Of course, the Sepracor incident was dealt with under the provincial regulatory framework and such offences, being public welfare offences and not criminal, do not typically attract serious sanctions. The maximum punishment under the Nova Scotia OHSA is a fine of not more than $250,000 and/or imprisonment not exceeding two years.
However, 2004 amendments to the Criminal Code created under s. 217.1 a legal duty to for “Every one who undertakes, or has the authority, to direct how another person does work or performs a task is under a legal duty to take reasonable steps to prevent bodily harm to that person, or any other person, arising from that work or task."

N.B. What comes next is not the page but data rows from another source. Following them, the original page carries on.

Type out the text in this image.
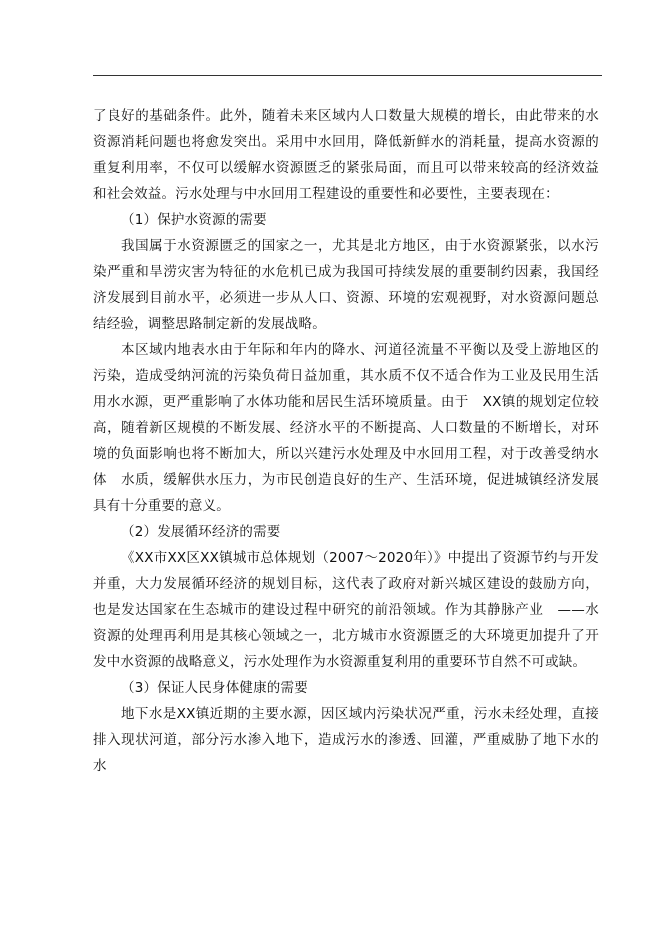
了良好的基础条件。此外，随着未来区域内人口数量大规模的增长，由此带来的水资源消耗问题也将愈发突出。采用中水回用，降低新鲜水的消耗量，提高水资源的重复利用率，不仅可以缓解水资源匮乏的紧张局面，而且可以带来较高的经济效益和社会效益。污水处理与中水回用工程建设的重要性和必要性，主要表现在：

（1）保护水资源的需要

我国属于水资源匮乏的国家之一，尤其是北方地区，由于水资源紧张，以水污染严重和旱涝灾害为特征的水危机已成为我国可持续发展的重要制约因素，我国经济发展到目前水平，必须进一步从人口、资源、环境的宏观视野，对水资源问题总结经验，调整思路制定新的发展战略。

本区域内地表水由于年际和年内的降水、河道径流量不平衡以及受上游地区的污染，造成受纳河流的污染负荷日益加重，其水质不仅不适合作为工业及民用生活用水水源，更严重影响了水体功能和居民生活环境质量。由于　XX镇的规划定位较高，随着新区规模的不断发展、经济水平的不断提高、人口数量的不断增长，对环境的负面影响也将不断加大，所以兴建污水处理及中水回用工程，对于改善受纳水体　水质，缓解供水压力，为市民创造良好的生产、生活环境，促进城镇经济发展具有十分重要的意义。

（2）发展循环经济的需要

《XX市XX区XX镇城市总体规划（2007～2020年）》中提出了资源节约与开发并重，大力发展循环经济的规划目标，这代表了政府对新兴城区建设的鼓励方向，也是发达国家在生态城市的建设过程中研究的前沿领域。作为其静脉产业　——水资源的处理再利用是其核心领域之一，北方城市水资源匮乏的大环境更加提升了开发中水资源的战略意义，污水处理作为水资源重复利用的重要环节自然不可或缺。

（3）保证人民身体健康的需要

地下水是XX镇近期的主要水源，因区域内污染状况严重，污水未经处理，直接排入现状河道，部分污水渗入地下，造成污水的渗透、回灌，严重威胁了地下水的水
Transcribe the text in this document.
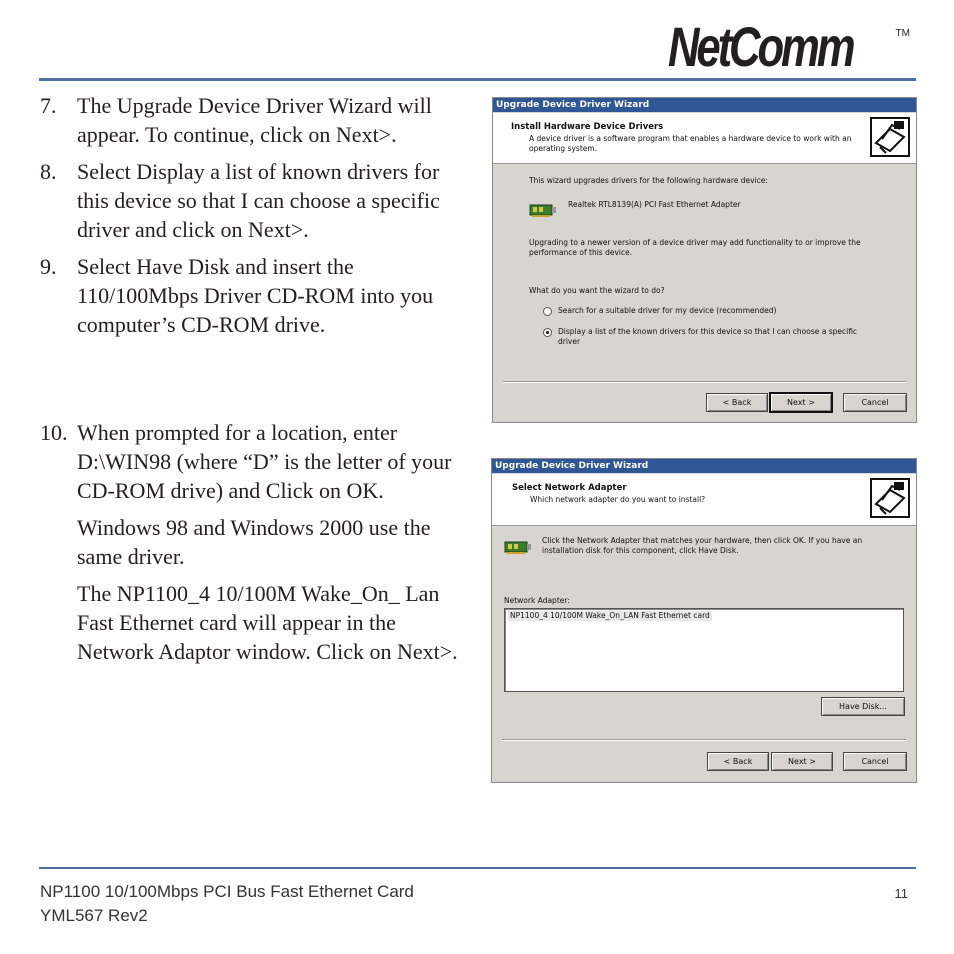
NetComm	TM
7. The Upgrade Device Driver Wizard will appear. To continue, click on Next>.

8. Select Display a list of known drivers for this device so that I can choose a specific driver and click on Next>.

9. Select Have Disk and insert the 110/100Mbps Driver CD-ROM into you computer’s CD-ROM drive.

10. When prompted for a location, enter D:\WIN98 (where “D” is the letter of your CD-ROM drive) and Click on OK.

Windows 98 and Windows 2000 use the same driver.

The NP1100_4 10/100M Wake_On_ Lan Fast Ethernet card will appear in the Network Adaptor window. Click on Next>.

Upgrade Device Driver Wizard
Install Hardware Device Drivers
A device driver is a software program that enables a hardware device to work with an operating system.
This wizard upgrades drivers for the following hardware device:
Realtek RTL8139(A) PCI Fast Ethernet Adapter
Upgrading to a newer version of a device driver may add functionality to or improve the performance of this device.
What do you want the wizard to do?
Search for a suitable driver for my device (recommended)
Display a list of the known drivers for this device so that I can choose a specific driver
< Back	Next >	Cancel
Upgrade Device Driver Wizard
Select Network Adapter
Which network adapter do you want to install?
Click the Network Adapter that matches your hardware, then click OK. If you have an installation disk for this component, click Have Disk.
Network Adapter:
NP1100_4 10/100M Wake_On_LAN Fast Ethernet card
Have Disk...
< Back	Next >	Cancel
NP1100 10/100Mbps PCI Bus Fast Ethernet Card
YML567 Rev2
11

Such a legal duty can underpin a criminal code charge, which requires as an element of the offence a failure of an accused to act where there is a legal duty to do so. Thus, a corporation or manager may be charged under s. 219(1)(b) of the Criminal Code with criminal negligence by “omitting to do anything that it is his (legal) duty to do” and “shows wanton or reckless disregard for the lives or safety of other persons.” To date, only two employers have been convicted under this new workplace duty.
The question whether regulatory behaviour should be criminalized has been much debated. On one hand are the facts of each particular case such as the deaths of Roland Daigle and Sheri Sangji. On the other hand are deeply held fundamental principles of our criminal law, which cannot and should not be lightly set aside. I will leave this fascinating, yet complex discussion for another posting, but what is clear, as seen by the Canadian and American cases, is that our workplaces can be “criminally dangerous.”